Immerhin: die beiden Jungs waren recht sympathisch, unterhaltsam und konnten gut mit dem Publikum interagieren, da habe ich schon ganz andere Konzerte erlebt*.

Kurz: nett, aber bei aller musikalischer Kompetenz, mehr (leider) auch nicht.
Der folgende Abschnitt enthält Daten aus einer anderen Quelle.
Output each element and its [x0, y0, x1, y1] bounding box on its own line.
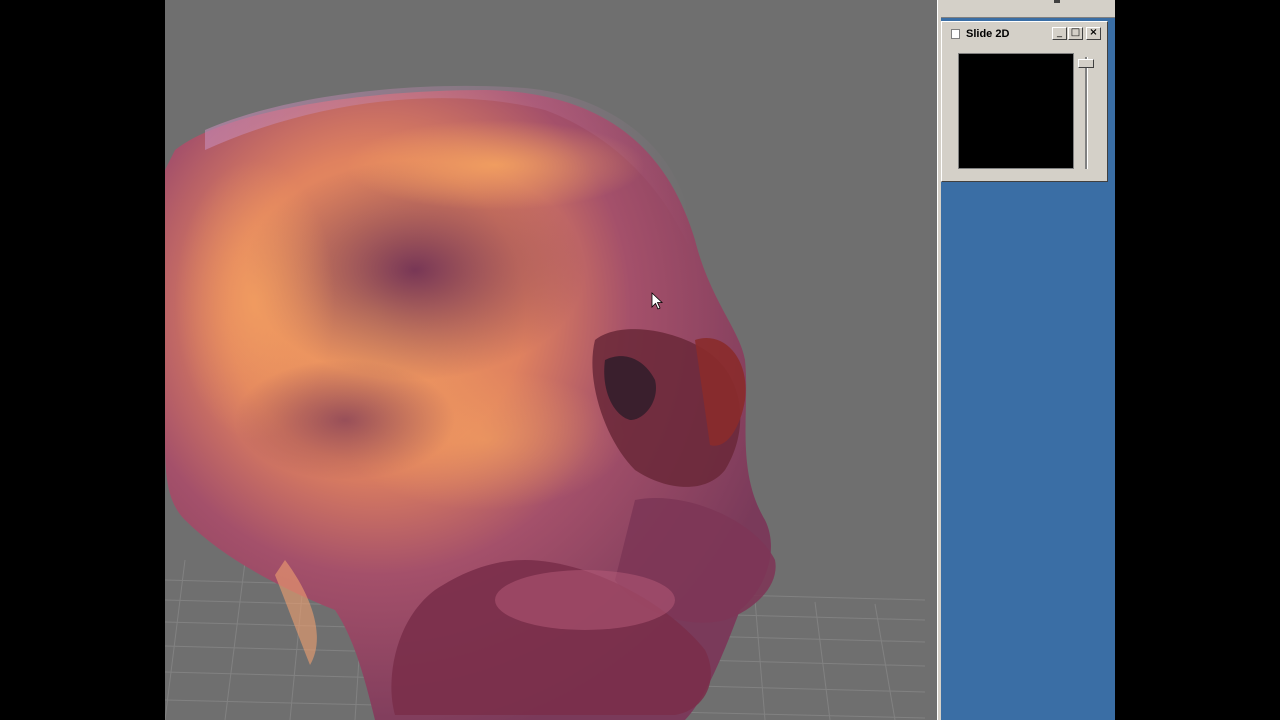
- top-toolbar-strip: [941, 0, 1115, 18]
- window-titlebar[interactable]: Slide 2D _ □ ×: [945, 25, 1102, 43]
- close-button[interactable]: ×: [1086, 27, 1101, 40]
- toolbar-grip[interactable]: [1054, 0, 1060, 3]
- letterbox-left: [0, 0, 165, 720]
- slice-preview[interactable]: [958, 53, 1074, 169]
- window-buttons: _ □ ×: [1052, 27, 1101, 40]
- window-title: Slide 2D: [966, 28, 1010, 40]
- letterbox-right: [1115, 0, 1280, 720]
- maximize-button[interactable]: □: [1068, 27, 1083, 40]
- window-icon[interactable]: [951, 29, 960, 39]
- slice-slider-thumb[interactable]: [1078, 59, 1094, 68]
- slide-2d-window: Slide 2D _ □ ×: [941, 21, 1108, 182]
- volume-render-canvas[interactable]: [165, 0, 937, 720]
- 3d-viewport[interactable]: [165, 0, 937, 720]
- minimize-button[interactable]: _: [1052, 27, 1067, 40]
- slice-slider-track[interactable]: [1085, 57, 1088, 169]
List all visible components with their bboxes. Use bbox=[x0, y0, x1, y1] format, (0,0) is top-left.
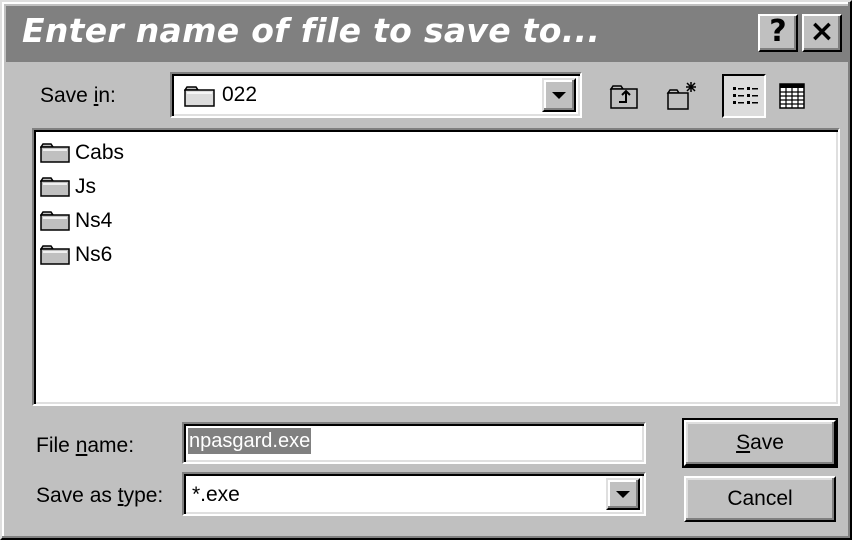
help-button[interactable]: ? bbox=[758, 14, 798, 52]
file-list[interactable]: Cabs Js Ns4 Ns6 bbox=[32, 128, 840, 406]
folder-icon bbox=[40, 177, 70, 197]
folder-icon bbox=[40, 143, 70, 163]
save-as-type-dropdown-button[interactable] bbox=[606, 478, 640, 510]
save-as-type-value: *.exe bbox=[192, 483, 240, 506]
save-as-type-dropdown[interactable]: *.exe bbox=[182, 472, 646, 516]
file-name-input[interactable]: npasgard.exe bbox=[182, 422, 646, 464]
save-in-label: Save in: bbox=[40, 84, 116, 107]
close-button[interactable]: × bbox=[802, 14, 842, 52]
save-as-type-label: Save as type: bbox=[36, 484, 164, 507]
folder-icon bbox=[40, 211, 70, 231]
save-in-value: 022 bbox=[222, 83, 258, 106]
file-name: Cabs bbox=[75, 141, 125, 164]
dialog-title: Enter name of file to save to... bbox=[22, 11, 601, 50]
file-name: Js bbox=[75, 175, 96, 198]
save-dialog: Enter name of file to save to... ? × Sav… bbox=[0, 0, 852, 540]
list-item[interactable]: Js bbox=[40, 172, 96, 202]
file-name-label: File name: bbox=[36, 434, 135, 457]
file-name: Ns4 bbox=[75, 209, 113, 232]
cancel-button[interactable]: Cancel bbox=[684, 476, 836, 522]
create-new-folder-button[interactable] bbox=[660, 74, 704, 118]
list-view-icon bbox=[733, 87, 758, 104]
file-name: Ns6 bbox=[75, 243, 113, 266]
up-one-level-button[interactable] bbox=[602, 74, 646, 118]
folder-icon bbox=[40, 245, 70, 265]
chevron-down-icon bbox=[552, 92, 566, 99]
details-view-icon bbox=[779, 83, 805, 109]
list-view-button[interactable] bbox=[722, 74, 766, 118]
chevron-down-icon bbox=[616, 491, 630, 498]
list-item[interactable]: Ns4 bbox=[40, 206, 112, 236]
folder-icon bbox=[184, 86, 215, 107]
title-bar[interactable]: Enter name of file to save to... ? × bbox=[6, 6, 850, 62]
new-folder-icon bbox=[666, 82, 696, 110]
save-button[interactable]: Save bbox=[682, 418, 838, 468]
list-item[interactable]: Ns6 bbox=[40, 240, 112, 270]
save-in-dropdown-button[interactable] bbox=[542, 78, 576, 112]
up-folder-icon bbox=[609, 85, 638, 109]
save-in-dropdown[interactable]: 022 bbox=[170, 72, 582, 118]
file-name-value: npasgard.exe bbox=[188, 428, 312, 454]
list-item[interactable]: Cabs bbox=[40, 138, 124, 168]
details-view-button[interactable] bbox=[770, 74, 814, 118]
(*z.B. vor Jahren Joe Cocker, der es ganze dreimal schafft mit dem Publikum zu sprechen 1. „Hello Innsbruck“, 2. „May I introduce the band to you: This is Jim, this is Pete, this is ….“, 3. „Goodbye Innsbruck“).


Samstag, 8. November 2014

25 Jahre Mauerfall, und ein bisschen weise

Am Vorabend der 25-Jahre-Gedenkfeiern des Mauerfalls zeigten die abertausenden Menschen auf den Straßen, welches für sie der wirkliche Gedenktag der Deutschen Einheit ist. Nicht der künstliche, damals politisch gewollte, 3. Oktober, sondern eben der 9. November. Die Kette der leuchtenden Ballons, markiere recht anschaulich die alte Trennung. Aber am anschaulichsten war dann doch die große Fernsehwand gegenüber der amerikanischen Botschaft, auf der in endlos-Schleife Original-TV-Aufnahmen aus den Zeiten des Mauerbaus liefen ("Niemand hat die Absicht eine Mauer zu bauen"). Die Tränen der Kinder und der Erwachsenen, als sie fassungslos vor der sich langsam auftürmenden Mauer standen und auf der anderen Seite ihren Eltern, Großeltern oder Geschwistern zuwinkten waren so grausam anzusehen und jagten mir Schauer über Schauer über den Rücken. Damals hatte keiner von ihnen auch nur geahnt, dass dieses Bauwerk so lange stehen bleiben sollte und ein ganzes Land in ein Gefängnis mit gnadenloser Todeszone verwandeln würde. Hätten sie es geahnt, wären die meisten von ihnen vermutlich, wie einige andere, aus den letzten offenen Fenstern in den Westen gesprungen.
 Wirklich hart packte es mich allerdings, als ich mich umdrehte, um nach Hause zu gehen. Denn plötzlich sah ich die tausenden Zuschauer, die auf die Fernsehwand starrten. Eine unendlich große menschliche Wand aus erstarrten, entsetzten, ergriffenen, fassungslosen Gesichtern. Ob alt, ob jung, das Grauen stand allen in ihre Gesichter geschrieben. Ich kann mir nicht vorstellen, dass auch nur einer der Zuschauer zu den Wählern der Nachfolgepartei der Mauerbauer zählte.
Lebendige Erinnerung in Wort und Bild ist so unglaublich wichtig für ein ganzheitliches Geschichtsverständnis. Wachhalten und aktives in Erinnerung rufen verhindert vielleicht einmal das Wiederholen schrecklicher, geschichtlicher Fehler. Auch dafür war der Standort der Übertragungswand hervorragend gewählt.